Mr Shorten has characterised the prospect of large companies getting tax cuts sometime beyond 2019 as “a $50bn giveaway” to the nation’s biggest corporations.
He did it again yesterday: “The numbers don’t stack up in terms of the corporate tax giveaway that Mr Turnbull’s providing. Mr Turnbull’s trying to pretend that a $50bn tax giveaway to the top end of town will miraculously create economic growth; it’s a shallow policy from a government with no real economic plan for the future.”
The Opposition Leader made it clear again yesterday any business tax cuts in the next term under Labor would go only to businesses turning over less than $2m.
But the roughly 100,000 small enterprises with a turnover of between $2m and $10m are the heartland of sustainable family run businesses.
Beneath them is a sea of almost 2 million micro-enterprises with 10 or fewer employees that is forever churning, new businesses forming or folding. The Australian Bureau of Statistics estimates a casualty rate of 40 per cent over a four-year period among microbusinesses.
Once a business reaches annual sales of $2m, its chance of surviving at least for the next four years rises to more than 80 per cent.
Tax office figures show those businesses account for 22 per cent of sales in the hospitality industry, 20 per cent of real estate turnover, 17 per cent of construction and 11 per cent of retail sales. Once a business’s sales reach $2m, it is providing stable employment.

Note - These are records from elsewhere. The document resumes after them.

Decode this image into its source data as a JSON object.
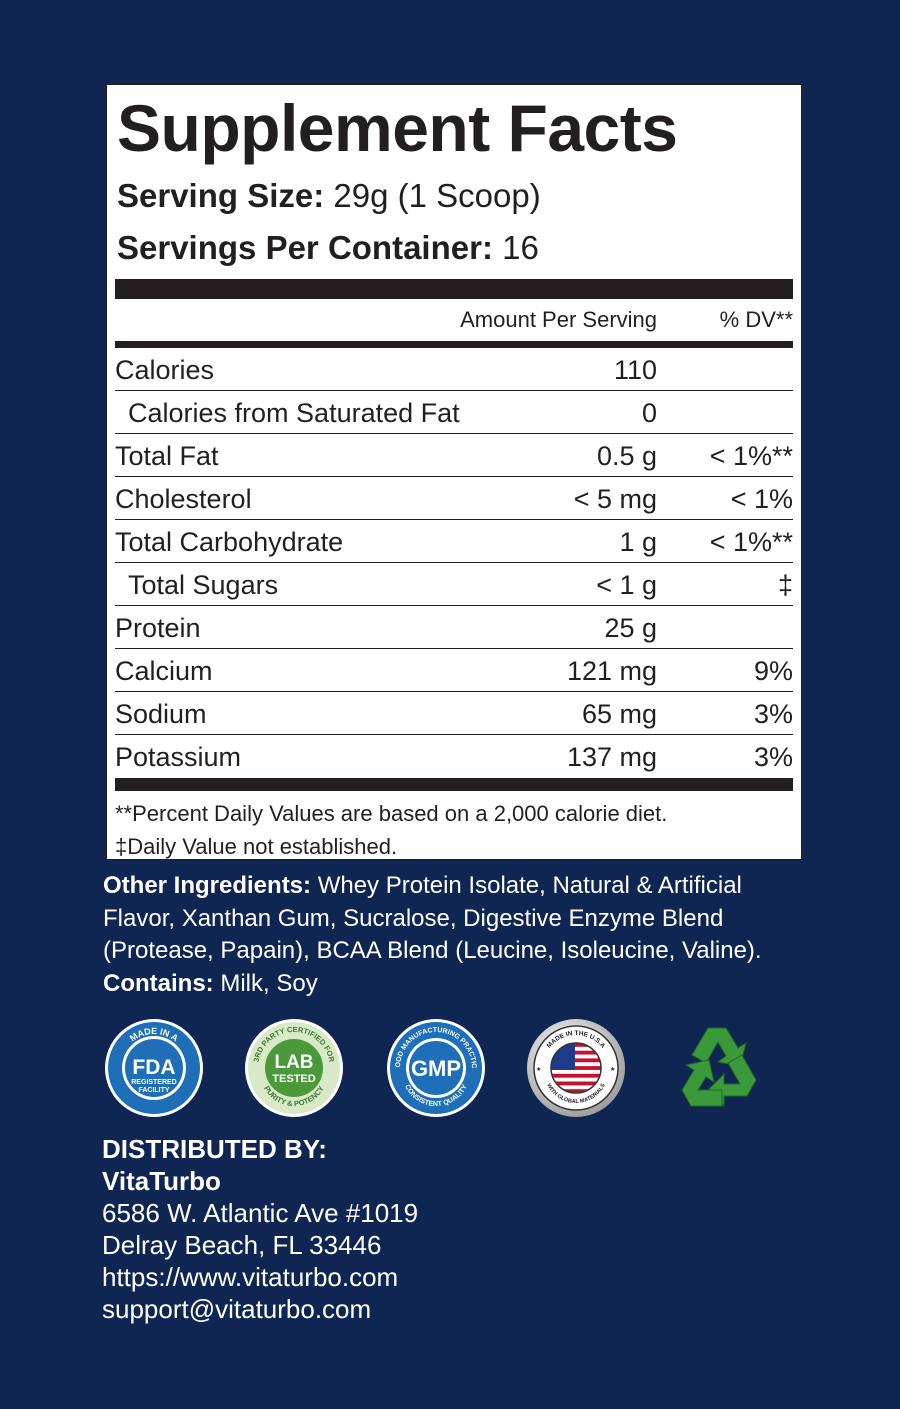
{
  "label": {
    "title": "Supplement Facts",
    "serving_size_label": "Serving Size:",
    "serving_size_value": " 29g (1 Scoop)",
    "servings_per_container_label": "Servings Per Container:",
    "servings_per_container_value": " 16",
    "col_amount": "Amount Per Serving",
    "col_dv": "% DV**",
    "rows": [
      {
        "name": "Calories",
        "amount": "110",
        "dv": ""
      },
      {
        "name": "Calories from Saturated Fat",
        "amount": "0",
        "dv": ""
      },
      {
        "name": "Total Fat",
        "amount": "0.5 g",
        "dv": "< 1%**"
      },
      {
        "name": "Cholesterol",
        "amount": "< 5 mg",
        "dv": "< 1%"
      },
      {
        "name": "Total Carbohydrate",
        "amount": "1 g",
        "dv": "< 1%**"
      },
      {
        "name": "Total Sugars",
        "amount": "< 1 g",
        "dv": "‡"
      },
      {
        "name": "Protein",
        "amount": "25 g",
        "dv": ""
      },
      {
        "name": "Calcium",
        "amount": "121 mg",
        "dv": "9%"
      },
      {
        "name": "Sodium",
        "amount": "65 mg",
        "dv": "3%"
      },
      {
        "name": "Potassium",
        "amount": "137 mg",
        "dv": "3%"
      }
    ],
    "footnote_1": "**Percent Daily Values are based on a 2,000 calorie diet.",
    "footnote_2": "‡Daily Value not established."
  },
  "ingredients": {
    "other_label": "Other Ingredients:",
    "other_text": " Whey Protein Isolate, Natural & Artificial Flavor, Xanthan Gum, Sucralose, Digestive Enzyme Blend (Protease, Papain), BCAA Blend (Leucine, Isoleucine, Valine).",
    "contains_label": "Contains:",
    "contains_text": " Milk, Soy"
  },
  "badges": {
    "fda": {
      "top": "MADE IN A",
      "main": "FDA",
      "sub1": "REGISTERED",
      "sub2": "FACILITY",
      "color": "#1f6fb8"
    },
    "lab": {
      "top": "3RD PARTY CERTIFIED FOR",
      "main1": "LAB",
      "main2": "TESTED",
      "bottom": "PURITY & POTENCY",
      "color": "#4a9a3a"
    },
    "gmp": {
      "top": "GOOD MANUFACTURING PRACTICE",
      "main": "GMP",
      "bottom": "CONSISTENT QUALITY",
      "color": "#1f6fb8"
    },
    "usa": {
      "top": "MADE IN THE U.S.A",
      "bottom": "WITH GLOBAL MATERIALS"
    },
    "recycle": {
      "icon": "recycle-icon",
      "color": "#3a9a3a"
    }
  },
  "distributor": {
    "heading": "DISTRIBUTED BY:",
    "company": "VitaTurbo",
    "address1": "6586 W. Atlantic Ave #1019",
    "address2": "Delray Beach, FL 33446",
    "website": "https://www.vitaturbo.com",
    "email": "support@vitaturbo.com"
  }
}
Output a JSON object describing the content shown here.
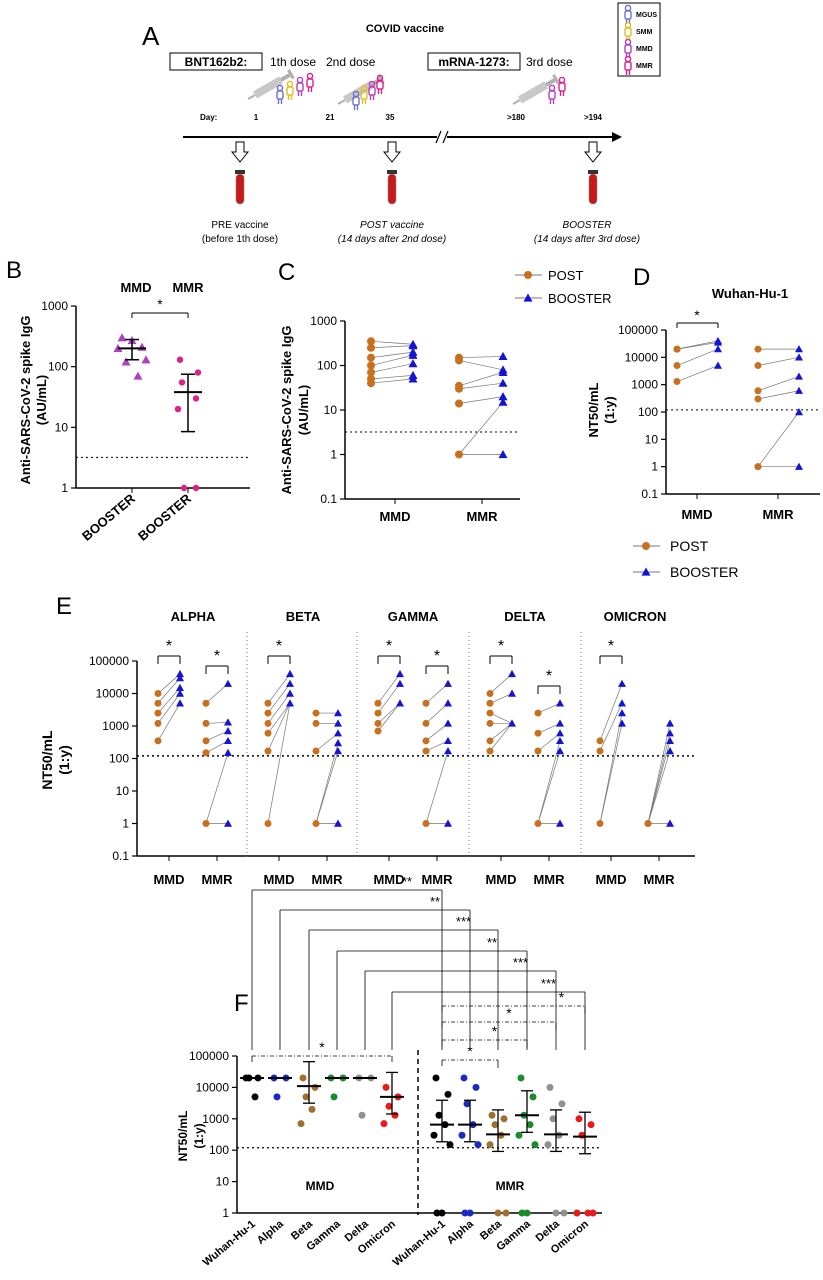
{
  "colors": {
    "post": "#c8701e",
    "booster": "#1414d2",
    "mgus": "#7070d0",
    "smm": "#e0c020",
    "mmd": "#b040c0",
    "mmr": "#e0208a",
    "f_wuhan": "#000000",
    "f_alpha": "#1a2ac0",
    "f_beta": "#a07030",
    "f_gamma": "#1a8a2a",
    "f_delta": "#909090",
    "f_omicron": "#e81a1a"
  },
  "panelA": {
    "letter": "A",
    "title": "COVID vaccine",
    "bnt_label": "BNT162b2:",
    "mrna_label": "mRNA-1273:",
    "dose1": "1th dose",
    "dose2": "2nd dose",
    "dose3": "3rd dose",
    "day_label": "Day:",
    "days": [
      "1",
      "21",
      "35",
      ">180",
      ">194"
    ],
    "legend": [
      "MGUS",
      "SMM",
      "MMD",
      "MMR"
    ],
    "samples": [
      {
        "title": "PRE vaccine",
        "sub": "(before 1th dose)"
      },
      {
        "title": "POST vaccine",
        "sub": "(14 days after 2nd dose)"
      },
      {
        "title": "BOOSTER",
        "sub": "(14 days after 3rd dose)"
      }
    ]
  },
  "panelB": {
    "letter": "B",
    "ylabel": "Anti-SARS-CoV-2 spike IgG",
    "yunit": "(AU/mL)",
    "groups": [
      "MMD",
      "MMR"
    ],
    "xlabels": [
      "BOOSTER",
      "BOOSTER"
    ],
    "sig": "*",
    "yticks": [
      "1",
      "10",
      "100",
      "1000"
    ]
  },
  "panelC": {
    "letter": "C",
    "ylabel": "Anti-SARS-CoV-2 spike IgG",
    "yunit": "(AU/mL)",
    "xlabels": [
      "MMD",
      "MMR"
    ],
    "legend": [
      "POST",
      "BOOSTER"
    ],
    "yticks": [
      "0.1",
      "1",
      "10",
      "100",
      "1000"
    ]
  },
  "panelD": {
    "letter": "D",
    "title": "Wuhan-Hu-1",
    "ylabel": "NT50/mL",
    "yunit": "(1:y)",
    "xlabels": [
      "MMD",
      "MMR"
    ],
    "sig": "*",
    "legend": [
      "POST",
      "BOOSTER"
    ],
    "yticks": [
      "0.1",
      "1",
      "10",
      "100",
      "1000",
      "10000",
      "100000"
    ]
  },
  "panelE": {
    "letter": "E",
    "ylabel": "NT50/mL",
    "yunit": "(1:y)",
    "variants": [
      "ALPHA",
      "BETA",
      "GAMMA",
      "DELTA",
      "OMICRON"
    ],
    "xlabels": [
      "MMD",
      "MMR"
    ],
    "sig": "*",
    "yticks": [
      "0.1",
      "1",
      "10",
      "100",
      "1000",
      "10000",
      "100000"
    ]
  },
  "panelF": {
    "letter": "F",
    "ylabel": "NT50/mL",
    "yunit": "(1:y)",
    "group_labels": [
      "MMD",
      "MMR"
    ],
    "xlabels": [
      "Wuhan-Hu-1",
      "Alpha",
      "Beta",
      "Gamma",
      "Delta",
      "Omicron",
      "Wuhan-Hu-1",
      "Alpha",
      "Beta",
      "Gamma",
      "Delta",
      "Omicron"
    ],
    "yticks": [
      "1",
      "10",
      "100",
      "1000",
      "10000",
      "100000"
    ],
    "brackets": [
      "**",
      "**",
      "***",
      "**",
      "***",
      "***"
    ],
    "dash_brackets": [
      "*",
      "*",
      "*",
      "*"
    ]
  },
  "chart_data": [
    {
      "panel": "B",
      "type": "scatter",
      "scale": "log",
      "ylim": [
        1,
        1000
      ],
      "categories": [
        "MMD",
        "MMR"
      ],
      "series": [
        {
          "name": "MMD",
          "values": [
            300,
            270,
            210,
            200,
            130,
            120,
            70
          ]
        },
        {
          "name": "MMR",
          "values": [
            130,
            80,
            55,
            30,
            20,
            1,
            1
          ]
        }
      ],
      "summary": {
        "MMD": {
          "median": 200,
          "q1": 130,
          "q3": 280
        },
        "MMR": {
          "median": 38,
          "q1": 8.5,
          "q3": 75
        }
      },
      "threshold": 3.2
    },
    {
      "panel": "C",
      "type": "line",
      "scale": "log",
      "ylim": [
        0.1,
        1000
      ],
      "categories": [
        "MMD",
        "MMR"
      ],
      "series": [
        {
          "name": "POST",
          "MMD": [
            350,
            250,
            150,
            100,
            70,
            50,
            40
          ],
          "MMR": [
            150,
            130,
            35,
            30,
            14,
            1
          ]
        },
        {
          "name": "BOOSTER",
          "MMD": [
            300,
            280,
            200,
            170,
            110,
            60,
            50
          ],
          "MMR": [
            160,
            80,
            70,
            40,
            20,
            15,
            1
          ]
        }
      ],
      "threshold": 3.2
    },
    {
      "panel": "D",
      "type": "line",
      "scale": "log",
      "ylim": [
        0.1,
        100000
      ],
      "title": "Wuhan-Hu-1",
      "categories": [
        "MMD",
        "MMR"
      ],
      "series": [
        {
          "name": "POST",
          "MMD": [
            20000,
            20000,
            5000,
            1300
          ],
          "MMR": [
            20000,
            5000,
            600,
            300,
            1,
            1
          ]
        },
        {
          "name": "BOOSTER",
          "MMD": [
            40000,
            35000,
            20000,
            5000
          ],
          "MMR": [
            20000,
            10000,
            2000,
            600,
            100,
            1
          ]
        }
      ],
      "threshold": 120
    },
    {
      "panel": "E",
      "type": "line",
      "scale": "log",
      "ylim": [
        0.1,
        100000
      ],
      "variants": [
        {
          "name": "ALPHA",
          "MMD_post": [
            10000,
            5000,
            2500,
            1200,
            350
          ],
          "MMD_booster": [
            40000,
            30000,
            15000,
            10000,
            5000
          ],
          "MMR_post": [
            5000,
            1200,
            350,
            150,
            1
          ],
          "MMR_booster": [
            20000,
            1300,
            700,
            350,
            150,
            1
          ]
        },
        {
          "name": "BETA",
          "MMD_post": [
            5000,
            2500,
            1200,
            600,
            170,
            1
          ],
          "MMD_booster": [
            40000,
            20000,
            10000,
            5000
          ],
          "MMR_post": [
            2500,
            1200,
            170,
            1
          ],
          "MMR_booster": [
            2500,
            1200,
            600,
            300,
            170,
            1
          ]
        },
        {
          "name": "GAMMA",
          "MMD_post": [
            5000,
            2500,
            1200,
            700
          ],
          "MMD_booster": [
            40000,
            20000,
            5000
          ],
          "MMR_post": [
            5000,
            1200,
            350,
            170,
            1
          ],
          "MMR_booster": [
            20000,
            5000,
            1200,
            350,
            170,
            1
          ]
        },
        {
          "name": "DELTA",
          "MMD_post": [
            10000,
            5000,
            2500,
            1200,
            350,
            170
          ],
          "MMD_booster": [
            40000,
            10000,
            1200
          ],
          "MMR_post": [
            2500,
            600,
            170,
            1
          ],
          "MMR_booster": [
            5000,
            1200,
            600,
            350,
            170,
            1
          ]
        },
        {
          "name": "OMICRON",
          "MMD_post": [
            350,
            170,
            1
          ],
          "MMD_booster": [
            20000,
            5000,
            2500,
            1200
          ],
          "MMR_post": [
            1,
            1
          ],
          "MMR_booster": [
            1200,
            600,
            350,
            170,
            1
          ]
        }
      ],
      "threshold": 120
    },
    {
      "panel": "F",
      "type": "scatter",
      "scale": "log",
      "ylim": [
        1,
        100000
      ],
      "categories": [
        "Wuhan-Hu-1",
        "Alpha",
        "Beta",
        "Gamma",
        "Delta",
        "Omicron",
        "Wuhan-Hu-1",
        "Alpha",
        "Beta",
        "Gamma",
        "Delta",
        "Omicron"
      ],
      "medians": [
        20000,
        20000,
        11000,
        20000,
        20000,
        5000,
        650,
        650,
        320,
        1300,
        320,
        270
      ],
      "threshold": 120
    }
  ]
}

The average business with sales of $2m-$10m has 22 employees, with the sector as a whole accounting for 2.2 million employees.
Those businesses are excluded from any tax relief by Mr Shorten. He said during a visit to Cairns, in the marginal seat of Leichhardt, that Labor’s newly announced $1bn tourism fund was superior for generating jobs and activity to the Coalition’s tax breaks.
“This will generate jobs in the start of all these projects and there will be jobs at the end of these projects on an ongoing basis and it won’t cost the $50 billion tax giveaway to the big end of town to secure all these jobs,” he said.
In last year’s budget reply speech, however, Mr Shorten argued that a government-proposed tax cut for small business was not enough. “Let’s go further,” the Opposition Leader said last May.
“Let’s give small businesses the sustainable boost to confidence that they deserve — confidence to create jobs.”
Those words led Carlton Horn, owner of the Raw Prawn restaurant in Cairns, to believe Labor was backing tax breaks for businesses turning over $10m or less. “I thought that it was also Bill Shorten’s policy, but now that I know it is not, I will be encouraging everyone to vote for the people who are backing small business,” Mr Horn told The Australian.
Mr Horn employs about 60 staff across two restaurants in Cairns, which each turn over between $2.9m and $3.7m annually. He sees himself getting nothing from Labor’s tax policy, as now explained by Mr Shorten.
“I would call on Labor to be bipartisan on at least the tax cuts to $10 million,” he said. “I would call for (Mr Shorten) to think a bit more about that.”